Jeremiah Wright and Rush Limbaugh quotes regarding race were used in efforts to thwart a presidential campaign and the purchase of an NFL team.  Responses to the Wright and Limbaugh quotes reveal the fact that Blacks and Whites are miles apart with regard to racial understanding.  Blacks and Whites often live in the same neighborhoods, work on the same jobs, sometimes go to the same churches and schools, and their children play on the same teams- we really don’t know, understand or fully appreciate each other beyond a surface level.  Therefore, we need to get together in an   organized and orchestrated fashion and seriously talk about the pink elephant in the room-race.

When Blacks have a discussion about race, usually there are no Whites present, so an important perspective is missing and the reverse is also true.  Consequently, when the discussion spills over to our television sets and newspapers surrounding some major incident such as the recent presidential campaign and Limbaugh’s attempted NFL purchase bid, we discover that Blacks and Whites are often miles apart when it comes to agreeing on the legitimacy of racist statements or incidents.  We vicariously talk to each other through quotes and sound bites, but not with each other in honest and sincere dialogue.

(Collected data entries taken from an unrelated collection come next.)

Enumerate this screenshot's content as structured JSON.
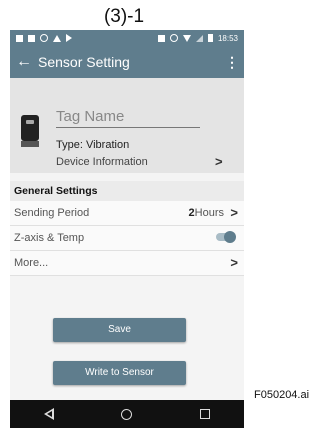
{
  "figure_label": "(3)-1",
  "figure_code": "F050204.ai",
  "status_bar": {
    "time": "18:53"
  },
  "app_bar": {
    "back_icon": "←",
    "title": "Sensor Setting",
    "menu_icon": "⋮"
  },
  "device": {
    "tag_name_placeholder": "Tag Name",
    "type_label": "Type:",
    "type_value": "Vibration",
    "device_information": "Device Information",
    "chevron": ">"
  },
  "general_settings": {
    "header": "General Settings",
    "sending_period": {
      "label": "Sending Period",
      "value_number": "2",
      "value_unit": "Hours",
      "chevron": ">"
    },
    "z_axis_temp": {
      "label": "Z-axis & Temp",
      "enabled": true
    },
    "more": {
      "label": "More...",
      "chevron": ">"
    }
  },
  "buttons": {
    "save": "Save",
    "write_to_sensor": "Write to Sensor"
  },
  "colors": {
    "primary": "#5f7d8d",
    "nav_bar": "#111111"
  }
}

The recent highly publicized Limbaugh quotes surrounding his failed NFL purchase bid and the Wright quotes surrounding Obama’s presidential campaign, demonstrate that racial quotes can be damaging, divisive and detrimental to effective communication.  Rush Limbaugh and Sean Hanity used Rev. Wright’s words toward an effort to convince the American public that they should not elect Barack Obama as president.  Al Sharpton and Jesse Jackson used Limbaugh’s words to convince the NFL that Limbaugh should not be allowed to be an owner of an NFL team.  What do the Wright and Limbaugh incidents have in common?

Wright and Limbaugh are not viewed as racist, extremist or polarizing figures in their communities and among their constituencies, but obviously, they are viewed in this manner among outsiders. Limbaugh and Wright supporters believe that their quotes were exploited, taken out of context, unfairly politicized, or if they were allowed to explain themselves to an objective audience their comments would not be viewed as offensive.

In Limbaugh’s and Wright’s worlds their remarks would be rationale, reasonable, justifiable, factual and non-racist.  Anybody who would think otherwise would simply be mistaken.  The problem is Limbaugh and Wright, live, function and communicate in different worlds that are miles apart.  Therefore, if America is to avoid a race war, Wright and Limbaugh’s two worlds must come together and dialogue.

Perhaps, out of their shared pain, Limbaugh and Wright can host or spawn a series of dialogues across the country under the banner, RACIAL REASONING AND HEALING IN THE AGE OF OBAMA. Both men know what it’s like to be fairly or unfairly quoted or misquoted, depending upon one’s politics, perspectives or process reasoning. Obviously, an open, honest conversation about race is perhaps the most difficult conversation to hold, but it is one that America desperately needs to have. Black people and White people are still to distant from one another.  We need to come together and dialogue.  “Come, let us reason, together.”